I like the concepts though, and they seem to be costed alright.
@NokiSkaur interesting take on that, but i do have a question. why does it have forestwalk? also shades usually have some sort of pump ability so i'd make it a spirit, horror, or wraith. And the effect is a little confusing the way it's worded: which card's converted mana cost?
It is a great idea, with a few clarity and wording fixes, it would be a really interesting card.
@Djayhero
"sacrifice this token at the end of the next combat" is what the last ability on the token should say. Also a pretty cool idea. why is the card hybrid green? It should just be red.
i haven't been here in so long
It's supposed to be the converted mana cost of their card, but I don't know how I should word that. I could specify with errata.
Forestwalk is mostly added for flavour, but I do agree that it isn't necessary.

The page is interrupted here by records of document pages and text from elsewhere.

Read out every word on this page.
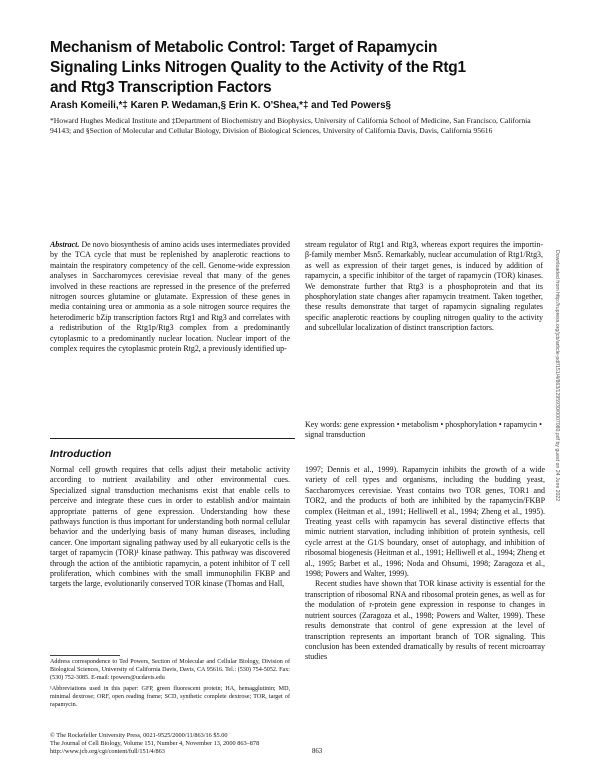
Mechanism of Metabolic Control: Target of Rapamycin Signaling Links Nitrogen Quality to the Activity of the Rtg1 and Rtg3 Transcription Factors
Arash Komeili,*‡ Karen P. Wedaman,§ Erin K. O'Shea,*‡ and Ted Powers§
*Howard Hughes Medical Institute and ‡Department of Biochemistry and Biophysics, University of California School of Medicine, San Francisco, California 94143; and §Section of Molecular and Cellular Biology, Division of Biological Sciences, University of California Davis, Davis, California 95616

Abstract. De novo biosynthesis of amino acids uses intermediates provided by the TCA cycle that must be replenished by anaplerotic reactions to maintain the respiratory competency of the cell. Genome-wide expression analyses in Saccharomyces cerevisiae reveal that many of the genes involved in these reactions are repressed in the presence of the preferred nitrogen sources glutamine or glutamate. Expression of these genes in media containing urea or ammonia as a sole nitrogen source requires the heterodimeric bZip transcription factors Rtg1 and Rtg3 and correlates with a redistribution of the Rtg1p/Rtg3 complex from a predominantly cytoplasmic to a predominantly nuclear location. Nuclear import of the complex requires the cytoplasmic protein Rtg2, a previously identified up-

stream regulator of Rtg1 and Rtg3, whereas export requires the importin-β-family member Msn5. Remarkably, nuclear accumulation of Rtg1/Rtg3, as well as expression of their target genes, is induced by addition of rapamycin, a specific inhibitor of the target of rapamycin (TOR) kinases. We demonstrate further that Rtg3 is a phosphoprotein and that its phosphorylation state changes after rapamycin treatment. Taken together, these results demonstrate that target of rapamycin signaling regulates specific anaplerotic reactions by coupling nitrogen quality to the activity and subcellular localization of distinct transcription factors.

Key words: gene expression • metabolism • phosphorylation • rapamycin • signal transduction
Introduction

Normal cell growth requires that cells adjust their metabolic activity according to nutrient availability and other environmental cues. Specialized signal transduction mechanisms exist that enable cells to perceive and integrate these cues in order to establish and/or maintain appropriate patterns of gene expression. Understanding how these pathways function is thus important for understanding both normal cellular behavior and the underlying basis of many human diseases, including cancer. One important signaling pathway used by all eukaryotic cells is the target of rapamycin (TOR)¹ kinase pathway. This pathway was discovered through the action of the antibiotic rapamycin, a potent inhibitor of T cell proliferation, which combines with the small immunophilin FKBP and targets the large, evolutionarily conserved TOR kinase (Thomas and Hall,

1997; Dennis et al., 1999). Rapamycin inhibits the growth of a wide variety of cell types and organisms, including the budding yeast, Saccharomyces cerevisiae. Yeast contains two TOR genes, TOR1 and TOR2, and the products of both are inhibited by the rapamycin/FKBP complex (Heitman et al., 1991; Helliwell et al., 1994; Zheng et al., 1995). Treating yeast cells with rapamycin has several distinctive effects that mimic nutrient starvation, including inhibition of protein synthesis, cell cycle arrest at the G1/S boundary, onset of autophagy, and inhibition of ribosomal biogenesis (Heitman et al., 1991; Helliwell et al., 1994; Zheng et al., 1995; Barbet et al., 1996; Noda and Ohsumi, 1998; Zaragoza et al., 1998; Powers and Walter, 1999).

Recent studies have shown that TOR kinase activity is essential for the transcription of ribosomal RNA and ribosomal protein genes, as well as for the modulation of r-protein gene expression in response to changes in nutrient sources (Zaragoza et al., 1998; Powers and Walter, 1999). These results demonstrate that control of gene expression at the level of transcription represents an important branch of TOR signaling. This conclusion has been extended dramatically by results of recent microarray studies

Address correspondence to Ted Powers, Section of Molecular and Cellular Biology, Division of Biological Sciences, University of California Davis, Davis, CA 95616. Tel.: (530) 754-5052. Fax: (530) 752-3085. E-mail: tpowers@ucdavis.edu

¹Abbreviations used in this paper: GFP, green fluorescent protein; HA, hemagglutinin; MD, minimal dextrose; ORF, open reading frame; SCD, synthetic complete dextrose; TOR, target of rapamycin.

© The Rockefeller University Press, 0021-9525/2000/11/863/16 $5.00
The Journal of Cell Biology, Volume 151, Number 4, November 13, 2000 863–878
http://www.jcb.org/cgi/content/full/151/4/863	863
Downloaded from http://rupress.org/jcb/article-pdf/151/4/863/1295930/0007080.pdf by guest on 24 June 2022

This is certainly a bend for Shades, but I'm building framework for a tribal set with Shades possibly inBGU
Thank you for the advice!
Also the card was made for a green red set so i thought it would fit in better with the hybrid colors too
@Decaldur, the wording is good and the card looks great.
@sanjaya666, nice mechanic!
Here you guys go, have the Devil/Satan/Lucifer. He would like feedback (and likes?).
Too strong, IMO. Also, you've got some misspellings and it seems (though plausible) clunky.
Just came up with a new mechanic. I don't know if this should rather be a sorcery, but I think it is a simple, but playable mechanic.